Lower sales on account of huge surge in imports of low-priced steel from countries including China saw steel major SAIL post a wider than estimated loss at Rs 1,528.7 crore during the October-December quarter. The country’s largest steelmaker had reported a profit of Rs 579.1 crore in the same quarter last fiscal. This is the company’s third consecutive quarterly loss.
Total income during the period declined 19.5% to Rs 8,939.1 crore.
“The company incurred a net loss of Rs 1,529 crore for the third quarter of 2015-16… primarily due to a 24% decline in net sales realisations over the corresponding period last year. Sales were adversely impacted by a huge surge in imports of low-priced steel,” Sail said in a statement.

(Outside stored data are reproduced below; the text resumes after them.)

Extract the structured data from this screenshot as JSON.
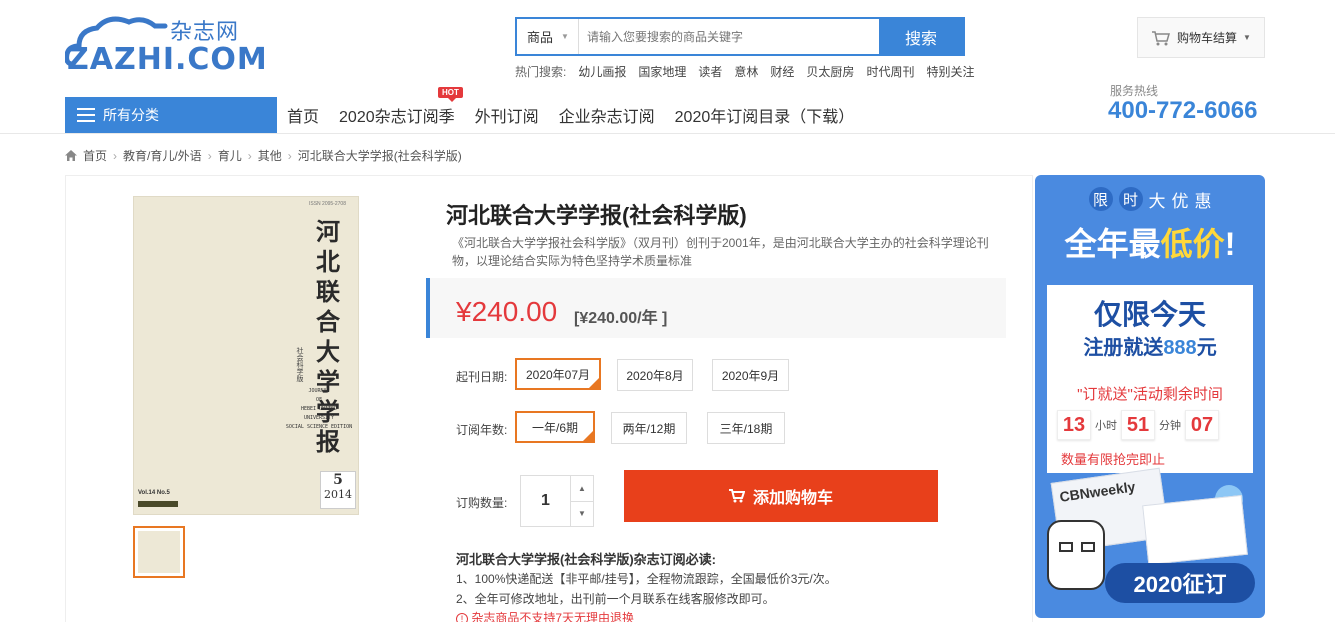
{
  "logo": {
    "zh": "杂志网",
    "en": "ZAZHI.COM"
  },
  "search": {
    "category": "商品",
    "placeholder": "请输入您要搜索的商品关键字",
    "button": "搜索",
    "hot_label": "热门搜索:",
    "hot_terms": [
      "幼儿画报",
      "国家地理",
      "读者",
      "意林",
      "财经",
      "贝太厨房",
      "时代周刊",
      "特别关注"
    ]
  },
  "cart": {
    "label": "购物车结算"
  },
  "nav": {
    "all_categories": "所有分类",
    "links": [
      "首页",
      "2020杂志订阅季",
      "外刊订阅",
      "企业杂志订阅",
      "2020年订阅目录（下载）"
    ],
    "hot_badge": "HOT",
    "hotline_label": "服务热线",
    "phone": "400-772-6066"
  },
  "breadcrumb": [
    "首页",
    "教育/育儿/外语",
    "育儿",
    "其他",
    "河北联合大学学报(社会科学版)"
  ],
  "product": {
    "title": "河北联合大学学报(社会科学版)",
    "description": "《河北联合大学学报社会科学版》（双月刊）创刊于2001年，是由河北联合大学主办的社会科学理论刊物，以理论结合实际为特色坚持学术质量标准",
    "price": "¥240.00",
    "per_year": "[¥240.00/年 ]",
    "start_label": "起刊日期:",
    "start_options": [
      "2020年07月",
      "2020年8月",
      "2020年9月"
    ],
    "start_selected": 0,
    "years_label": "订阅年数:",
    "year_options": [
      "一年/6期",
      "两年/12期",
      "三年/18期"
    ],
    "year_selected": 0,
    "qty_label": "订购数量:",
    "qty": "1",
    "add_to_cart": "添加购物车",
    "must_read_title": "河北联合大学学报(社会科学版)杂志订阅必读:",
    "rule1": "1、100%快递配送【非平邮/挂号】，全程物流跟踪，全国最低价3元/次。",
    "rule2": "2、全年可修改地址，出刊前一个月联系在线客服修改即可。",
    "warning": "杂志商品不支持7天无理由退换",
    "cover": {
      "title_vertical": "河北联合大学学报",
      "subtitle": "社会科学版",
      "en1": "JOURNAL",
      "en2": "OF",
      "en3": "HEBEI UNITED",
      "en4": "UNIVERSITY",
      "en5": "SOCIAL SCIENCE EDITION",
      "issue": "5",
      "year": "2014",
      "vol": "Vol.14 No.5",
      "issn": "ISSN 2095-2708"
    }
  },
  "promo": {
    "top_chars": [
      "限",
      "时",
      "大",
      "优",
      "惠"
    ],
    "headline_a": "全年最",
    "headline_b": "低价",
    "headline_c": "!",
    "today": "仅限今天",
    "register_a": "注册就送",
    "register_n": "888",
    "register_b": "元",
    "activity": "\"订就送\"活动剩余时间",
    "hours": "13",
    "hours_label": "小时",
    "minutes": "51",
    "minutes_label": "分钟",
    "seconds": "07",
    "limited": "数量有限抢完即止",
    "magazine": "CBNweekly",
    "order": "2020征订"
  }
}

Global steel prices have registered a steep fall over the last year to $280 from around $460, mainly due to a slowing Chinese consumption which is leading to oversupply of cheap steel into the market. “Imports into India are at an annualised rate of 12 million tonnes, which is 20% up over a very high base of FY15 when these had surged 75% over the previous year,” the company said.
The domestic market continues to suffer from the rising imports, particularly from China, Japan and Korea, at prices which are much lower than the domestic cost of production, affecting margins of steel producers in India, it added.
“The global scenario is very challenging and the demand-supply imbalance resulting in price adjustments is hurting the domestic steel industry” SAIL chairman P K Singh said.
“We are focused on ramping up production from our new units and are adopting cost-efficient strategies to improve our NSR. The recent favourable policies announced by the government and its concerted efforts to enhance infrastructure spends in viable sectors will improve domestic demand and provide some relief to the Indian steel industry,” he added.